1 lb red beans, soaked overnight and then brought to a boil in the morning and immediately rinsed.
"a couple - three" onions, chopped
"buncha garlic" - I use maybe 4 or 5 cloves, tossed into the food processor with the onions. If I have parsley in the garden, I add quite a lot into the food processor, too.
(now this is the part that may gross you out -- I'm sorry -- but it's critical)
bacon grease. no kidding. I buy organic bacon once a month on payday, and I use a glob of saved grease, probably less than a 1/4 cup
6 - 7 cups water, which I heat in the microwave to almost boiling, along with 1 cup of red wine
I cut about a pound of pork andouille sausage into moon shaped chunks (one slice down the length and then crosswise cuts), saute and toss in the pot. If I have chicken andouille, then I wait until the end of the day and saute and add to the pot after I've mashed the beans a bit.

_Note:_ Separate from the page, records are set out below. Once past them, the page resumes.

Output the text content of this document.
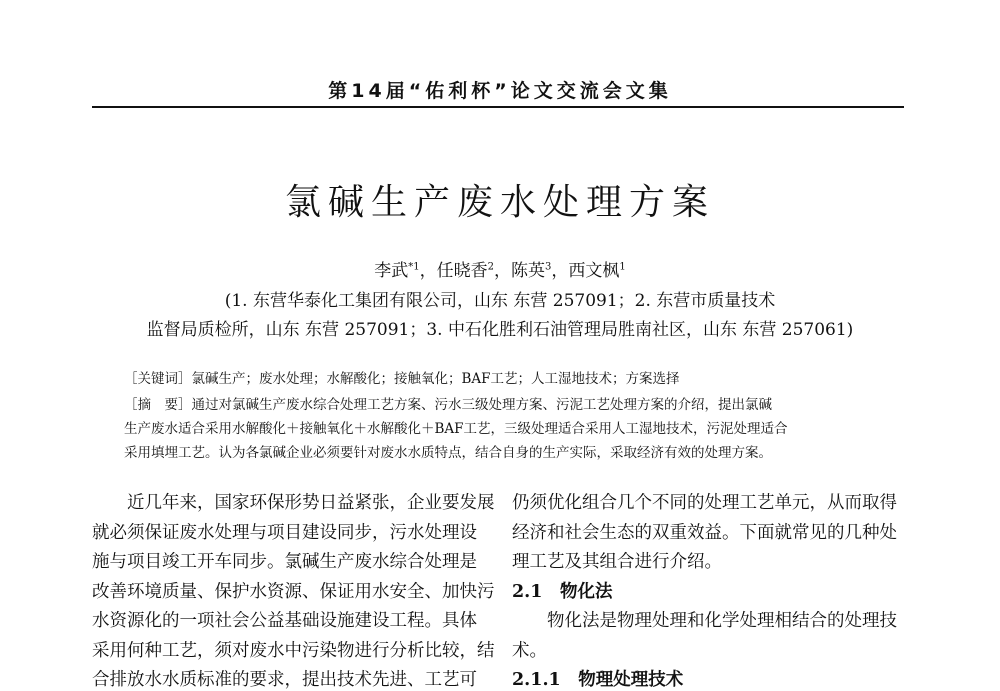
第14届“佑利杯”论文交流会文集
氯碱生产废水处理方案
李武$^{*1}$，任晓香$^2$，陈英$^3$，西文枫$^1$
(1. 东营华泰化工集团有限公司，山东 东营 257091；2. 东营市质量技术
监督局质检所，山东 东营 257091；3. 中石化胜利石油管理局胜南社区，山东 东营 257061)
［关键词］氯碱生产；废水处理；水解酸化；接触氧化；BAF工艺；人工湿地技术；方案选择
［摘　要］通过对氯碱生产废水综合处理工艺方案、污水三级处理方案、污泥工艺处理方案的介绍，提出氯碱
生产废水适合采用水解酸化＋接触氧化＋水解酸化＋BAF工艺，三级处理适合采用人工湿地技术，污泥处理适合
采用填埋工艺。认为各氯碱企业必须要针对废水水质特点，结合自身的生产实际，采取经济有效的处理方案。
　　近几年来，国家环保形势日益紧张，企业要发展
就必须保证废水处理与项目建设同步，污水处理设
施与项目竣工开车同步。氯碱生产废水综合处理是
改善环境质量、保护水资源、保证用水安全、加快污
水资源化的一项社会公益基础设施建设工程。具体
采用何种工艺，须对废水中污染物进行分析比较，结
合排放水水质标准的要求，提出技术先进、工艺可
仍须优化组合几个不同的处理工艺单元，从而取得
经济和社会生态的双重效益。下面就常见的几种处
理工艺及其组合进行介绍。
2.1　物化法
　　物化法是物理处理和化学处理相结合的处理技
术。
2.1.1　物理处理技术
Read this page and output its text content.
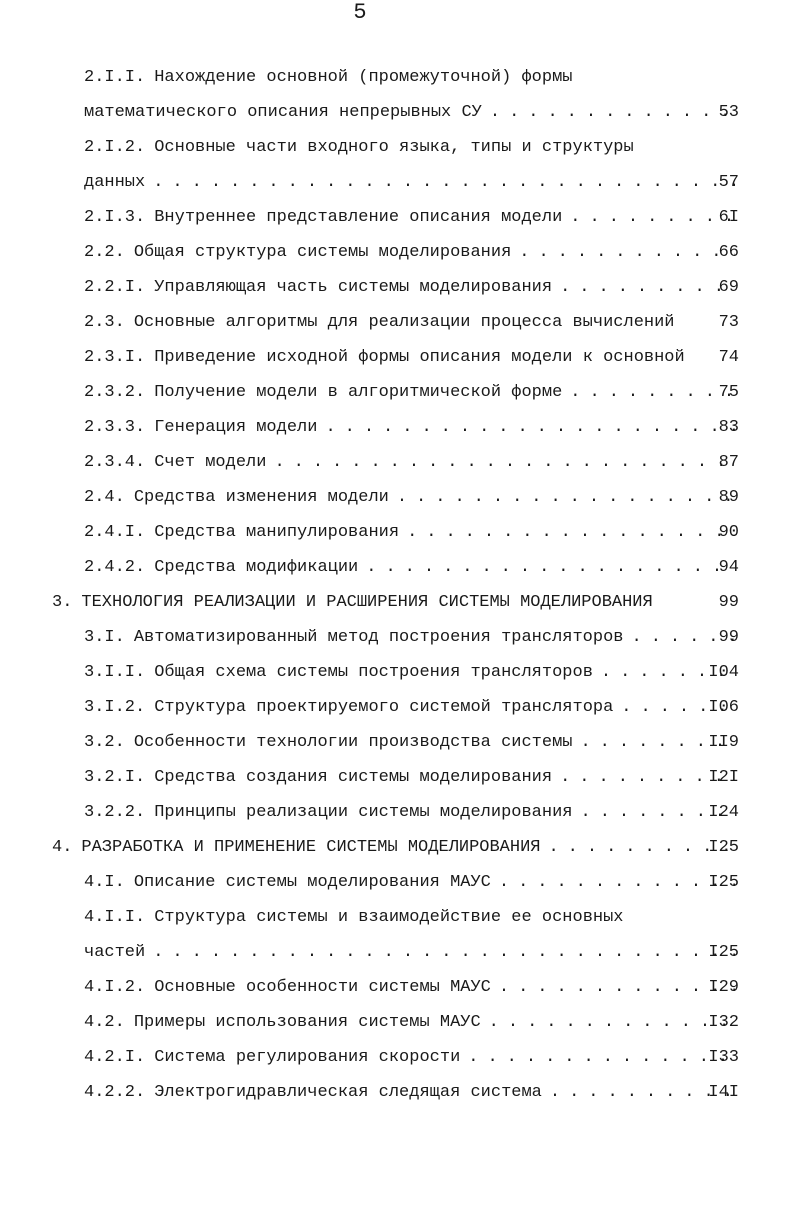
5
2.I.I. Нахождение основной (промежуточной) формы
математического описания непрерывных СУ .....	53
2.I.2. Основные части входного языка, типы и структуры
данных .....	57
2.I.3. Внутреннее представление описания модели .....	6I
2.2. Общая структура системы моделирования .....	66
2.2.I. Управляющая часть системы моделирования .....	69
2.3. Основные алгоритмы для реализации процесса вычислений	73
2.3.I. Приведение исходной формы описания модели к основной 74
2.3.2. Получение модели в алгоритмической форме .....	75
2.3.3. Генерация модели .....	83
2.3.4. Счет модели .....	87
2.4. Средства изменения модели .....	89
2.4.I. Средства манипулирования .....	90
2.4.2. Средства модификации .....	94
3. ТЕХНОЛОГИЯ РЕАЛИЗАЦИИ И РАСШИРЕНИЯ СИСТЕМЫ МОДЕЛИРОВАНИЯ	99
3.I. Автоматизированный метод построения трансляторов .....	99
3.I.I. Общая схема системы построения трансляторов .....	I04
3.I.2. Структура проектируемого системой транслятора .....	I06
3.2. Особенности технологии производства системы .....	II9
3.2.I. Средства создания системы моделирования .....	I2I
3.2.2. Принципы реализации системы моделирования .....	I24
4. РАЗРАБОТКА И ПРИМЕНЕНИЕ СИСТЕМЫ МОДЕЛИРОВАНИЯ .....	I25
4.I. Описание системы моделирования МАУС .....	I25
4.I.I. Структура системы и взаимодействие ее основных
частей .....	I25
4.I.2. Основные особенности системы МАУС .....	I29
4.2. Примеры использования системы МАУС .....	I32
4.2.I. Система регулирования скорости .....	I33
4.2.2. Электрогидравлическая следящая система .....	I4I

I toss all this in the crocker, add quite a bit of dried thyme, almost a tablespoon of the not-ground kind, and let 'er rip. I put the setting on high, with a dishcloth on top, until I've got a simmer. Then I turn down the heat to low for the rest of the day.
And if I have any mint in the garden, I put that in too, a few sprigs. But like the parsley, it's optional.
Before I serve, over rice, of course, I mash up the beans to make a nice "long gravy".
asher
03-01-2008, 03:20 AM
oh my goodness, my mouth is watering :D
Montana Peach
03-01-2008, 02:43 PM
Nicole is right, andouille makes all the difference. My favorite seasoning comes form the Louisiana General Store (called Joe's Stuff) but in a pinch I have used Costco's Cajun seasoning and it's not bad.